Eslicarbazepine CL/F was affected by bodyweight, dose of carbamazepine (D(CAR)) and co-administration of barbiturates or phenytoin (AED(PB)), as predicted by the equation CL/F = (2.36 + 0.00149 • D(CAR) + 1.41 • AED(PB)) • (weight/70)0.75, which means that CL/F is 2.36 L/h for a subject with a bodyweight of 70 kg and without concomitant carbamazepine and barbiturates/phenytoin. Concomitant use of lamotrigine, valproic acid, topiramate, gabapentin, clobazam and levetiracetam showed no effect on the exposure to eslicarbazepine. Inter-individual variability of eslicarbazepine CL/F was 44% and the residual error (intra-subject variability) was proportional to the log of concentrations, with a coefficient of variation of 6%. Age, ethnicity, sex and creatinine clearance did not affect eslicarbazepine CL/F. Eslicarbazepine acetate did not affect the CL/F of clobazam, gabapentin, phenytoin, phenobarbital, levetiracetam and valproic acid. Eslicarbazepine acetate slightly increased the CL/F of carbamazepine (up to 14%), lamotrigine (up to 12%) and topiramate (up to 16%).

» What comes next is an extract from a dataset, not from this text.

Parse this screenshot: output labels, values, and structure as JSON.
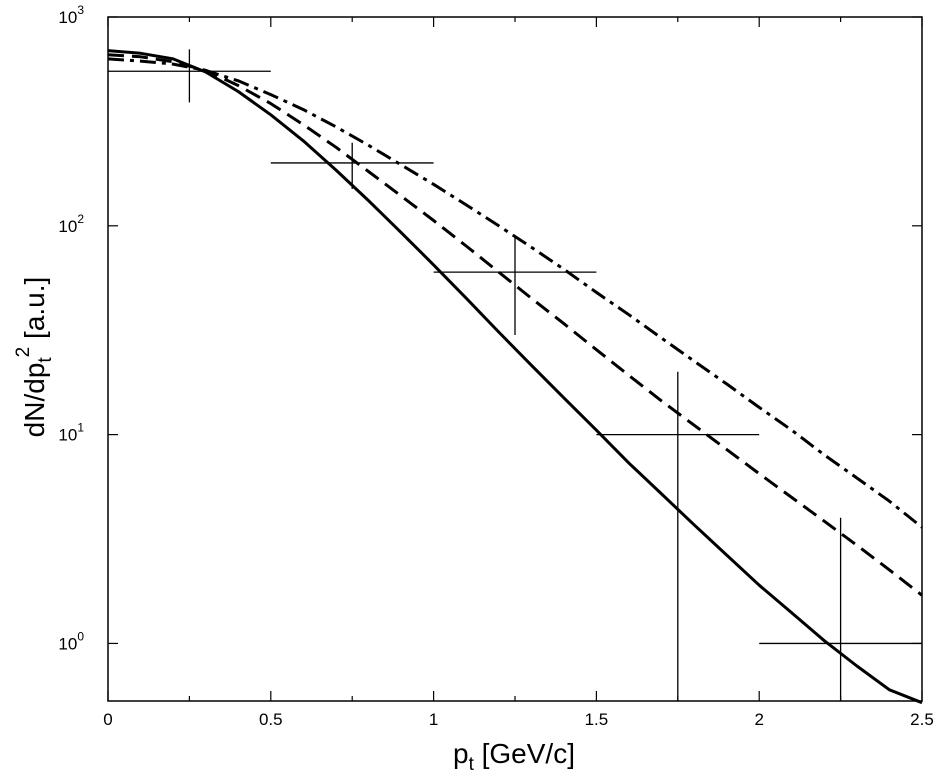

The antiepileptic effect of eslicarbazepine acetate, as assessed by a decrease in seizure frequency, increased with the increase of eslicarbazepine acetate dose and eslicarbazepine concentrations. The concomitant administration of other AEDs did not affect the eslicarbazepine acetate exposure-response relationship.

CONCLUSIONS

The magnitude of the effect of eslicarbazepine acetate on the CL/F of the concomitant AEDs assessed appears to be not clinically relevant and does not justify the need for dose adjustment in most patients. A continuous dose-response relationship was observed between eslicarbazepine concentrations and seizure frequency reduction, which was not affected by concomitant AEDs.